3.2. Vóór de inwerkingtreding van de Wet van 1 oktober 1998, Stb. 591, was een verdachte ingevolge het bepaalde in art. 433, tweede lid (oud), Sv bevoegd een schriftuur bij de Hoge Raad in te dienen "tot uiterlijk den dag der terechtzitting", hetgeen inhield dat indiening moest plaatsvinden op uiterlijk de dag vóór de terechtzitting en wel vóór 16.00 uur, het tijdstip waarop de griffie van de Hoge Raad sluit.

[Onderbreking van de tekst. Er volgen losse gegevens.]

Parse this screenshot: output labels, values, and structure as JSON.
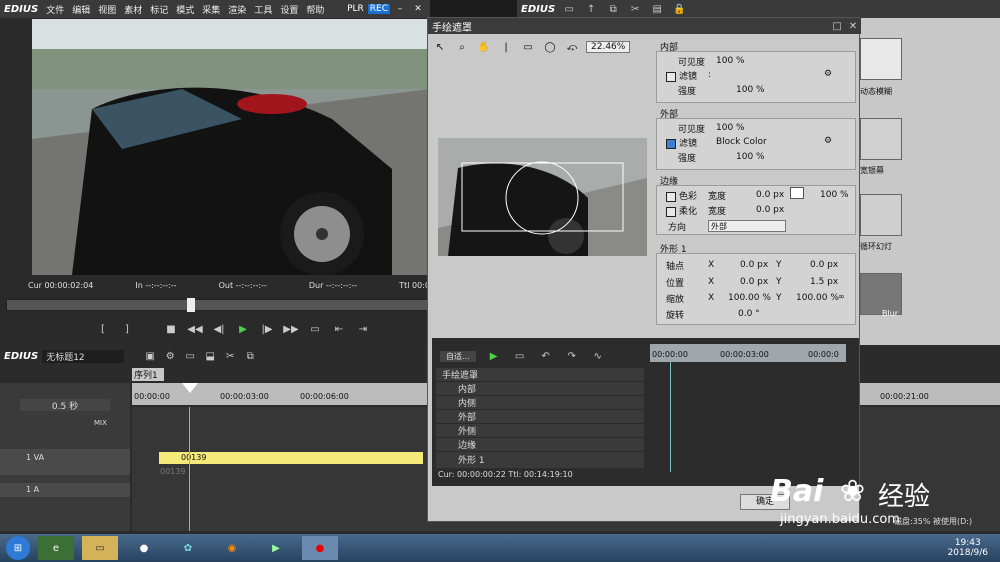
{
  "app": {
    "brand": "EDIUS",
    "menus": [
      "文件",
      "编辑",
      "视图",
      "素材",
      "标记",
      "模式",
      "采集",
      "渲染",
      "工具",
      "设置",
      "帮助"
    ],
    "plr": "PLR",
    "rec": "REC"
  },
  "player": {
    "timecodes": {
      "cur": "Cur 00:00:02:04",
      "in": "In --:--:--:--",
      "out": "Out --:--:--:--",
      "dur": "Dur --:--:--:--",
      "ttl": "Ttl 00:0"
    }
  },
  "bin": {
    "brand": "EDIUS",
    "items": [
      {
        "label": "动态模糊"
      },
      {
        "label": "宽银幕"
      },
      {
        "label": "循环幻灯"
      },
      {
        "label": "Blur"
      }
    ]
  },
  "dialog": {
    "title": "手绘遮罩",
    "zoom": "22.46%",
    "inner": {
      "header": "内部",
      "visibility_label": "可见度",
      "visibility_value": "100 %",
      "filter_label": "滤镜",
      "filter_value": ":",
      "strength_label": "强度",
      "strength_value": "100 %"
    },
    "outer": {
      "header": "外部",
      "visibility_label": "可见度",
      "visibility_value": "100 %",
      "filter_label": "滤镜",
      "filter_value": "Block Color",
      "strength_label": "强度",
      "strength_value": "100 %"
    },
    "edge": {
      "header": "边缘",
      "color_label": "色彩",
      "width_label": "宽度",
      "color_width": "0.0 px",
      "color_pct": "100 %",
      "soft_label": "柔化",
      "soft_width": "0.0 px",
      "dir_label": "方向",
      "dir_value": "外部"
    },
    "shape": {
      "header": "外形 1",
      "pivot_label": "轴点",
      "pos_label": "位置",
      "scale_label": "缩放",
      "rot_label": "旋转",
      "x": "X",
      "y": "Y",
      "pivot_x": "0.0 px",
      "pivot_y": "0.0 px",
      "pos_x": "0.0 px",
      "pos_y": "1.5 px",
      "scale_x": "100.00 %",
      "scale_y": "100.00 %",
      "rot": "0.0 °"
    },
    "tree": {
      "dropdown": "自适...",
      "items": [
        "手绘遮罩",
        "内部",
        "内侧",
        "外部",
        "外侧",
        "边缘",
        "外形 1"
      ]
    },
    "ruler": [
      "00:00:00",
      "00:00:03:00",
      "00:00:0"
    ],
    "status": "Cur: 00:00:00:22   Ttl: 00:14:19:10",
    "ok_label": "确定"
  },
  "timeline": {
    "brand": "EDIUS",
    "project": "无标题12",
    "sequence_tab": "序列1",
    "scale": "0.5 秒",
    "ruler": [
      "00:00:00",
      "00:00:03:00",
      "00:00:06:00",
      "00:00:21:00"
    ],
    "tracks": {
      "mix": "MIX",
      "va": "1 VA",
      "a": "1 A"
    },
    "clip_name": "00139",
    "clip_sub": "00139",
    "disk": "磁盘:35% 被使用(D:)"
  },
  "taskbar": {
    "time": "19:43",
    "date": "2018/9/6"
  },
  "watermark": {
    "brand": "Bai",
    "brand2": "经验",
    "url": "jingyan.baidu.com"
  },
  "colors": {
    "accent_green": "#4ed24e",
    "clip_yellow": "#f5e97a",
    "timeline_cursor": "#79c0c0"
  }
}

3.3. In HR 16 februari 1996, NJ 1997, 55, heeft de Hoge Raad in rov. 3.4.2 evenwel geoordeeld, dat voor het indienen van verzoekschriften ter griffie "het beste wordt voldaan aan de eisen van rechtszekerheid en het niet verkorten van aan rechtzoekenden ter beschikking staande termijnen, indien wordt aanvaard dat de griffies van de gerechten het ontvangen van faxen na sluitingstijd mogelijk moeten maken" en wel zodanig dat een per fax verzonden verzoekschrift dat is begonnen binnen te komen vóór 24.00 uur op de laatste dag van een termijn, geldt als binnen deze termijn ter griffie ingediend. Daarop is in rov. 3.4.3 echter een uitdrukkelijke uitzondering gemaakt voor het per fax indienen van een schriftuur als bedoeld in art. 433, tweede lid (oud), Sv. Daarvoor bleef het vereiste
gelden dat een dergelijke schriftuur ook dan uiterlijk moet zijn ingekomen vóór sluiting van de griffie van de Hoge Raad op de dag vóór die der terechtzitting.

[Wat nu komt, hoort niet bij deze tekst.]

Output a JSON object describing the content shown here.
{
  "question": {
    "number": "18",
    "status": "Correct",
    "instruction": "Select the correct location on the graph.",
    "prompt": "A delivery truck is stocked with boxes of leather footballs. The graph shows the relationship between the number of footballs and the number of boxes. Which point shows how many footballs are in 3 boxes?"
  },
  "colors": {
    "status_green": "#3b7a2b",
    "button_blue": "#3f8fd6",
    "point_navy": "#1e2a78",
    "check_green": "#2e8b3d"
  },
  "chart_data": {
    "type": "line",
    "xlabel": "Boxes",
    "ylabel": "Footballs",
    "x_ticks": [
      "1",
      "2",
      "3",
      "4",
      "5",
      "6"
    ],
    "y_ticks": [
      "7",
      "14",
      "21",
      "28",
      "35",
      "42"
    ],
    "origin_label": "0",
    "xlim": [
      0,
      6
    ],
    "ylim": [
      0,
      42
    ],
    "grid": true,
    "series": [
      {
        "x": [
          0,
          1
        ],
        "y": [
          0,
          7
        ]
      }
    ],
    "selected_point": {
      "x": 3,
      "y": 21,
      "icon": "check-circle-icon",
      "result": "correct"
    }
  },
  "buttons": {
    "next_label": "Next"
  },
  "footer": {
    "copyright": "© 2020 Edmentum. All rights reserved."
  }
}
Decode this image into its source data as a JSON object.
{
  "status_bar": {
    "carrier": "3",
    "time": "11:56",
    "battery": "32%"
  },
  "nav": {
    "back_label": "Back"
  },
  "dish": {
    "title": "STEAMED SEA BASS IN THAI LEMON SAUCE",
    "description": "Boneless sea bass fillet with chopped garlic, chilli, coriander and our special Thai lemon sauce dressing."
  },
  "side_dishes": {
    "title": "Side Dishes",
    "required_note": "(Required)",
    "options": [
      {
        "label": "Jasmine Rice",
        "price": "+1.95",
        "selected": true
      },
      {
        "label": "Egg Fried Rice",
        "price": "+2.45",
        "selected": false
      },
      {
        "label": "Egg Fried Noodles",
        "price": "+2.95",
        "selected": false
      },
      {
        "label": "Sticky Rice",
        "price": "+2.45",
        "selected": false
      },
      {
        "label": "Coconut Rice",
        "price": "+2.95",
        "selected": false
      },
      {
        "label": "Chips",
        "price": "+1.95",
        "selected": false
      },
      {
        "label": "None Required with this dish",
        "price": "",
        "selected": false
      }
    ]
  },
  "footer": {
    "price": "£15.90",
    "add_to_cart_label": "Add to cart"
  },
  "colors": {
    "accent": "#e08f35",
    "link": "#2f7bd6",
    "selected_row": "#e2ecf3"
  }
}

3.4. Voor handhaving van die uitzondering, welke verband hield met een tijdige administratieve verwerking van schrifturen op de strafadministratie van de Hoge Raad ten behoeve van de op de volgende dag plaatsvindende terechtzitting, is na de inwerkingtreding van de in 3.2 genoemde wet geen grond meer aanwezig. Voor indiening van schrifturen geldt derhalve de hoofdregel welke is vervat in rov. 3.4.2 van HR 16 februari 1996, NJ 1997, 55, zodat de onderhavige schriftuur als tijdig ingediend moet worden aangemerkt.
4. Beoordeling van de middelen
De middelen kunnen niet tot cassatie leiden. Dit behoeft, gezien art. 101a RO, geen nadere motivering nu de middelen niet nopen tot beantwoording van rechtsvragen in het belang van de rechtseenheid of de rechtsontwikkeling.
5. Slotsom
Nu de middelen niet tot cassatie kunnen leiden, terwijl de Hoge Raad geen grond aanwezig oordeelt waarop de bestreden uitspraak ambtshalve zou behoren te worden vernietigd, moet het beroep worden verworpen.
6. Beslissing
De Hoge Raad verwerpt het beroep.
Dit arrest is gewezen door de president W.E. Haak als voor-zit-ter, en de raadsheren G.J.M. Corstens, A.M.M. Orie, A.M.J. van Buchem-Spapens en J.P. Balkema, in bijzijn van de griffier S.P.Bakker, en uitgesproken op 23 mei 2000.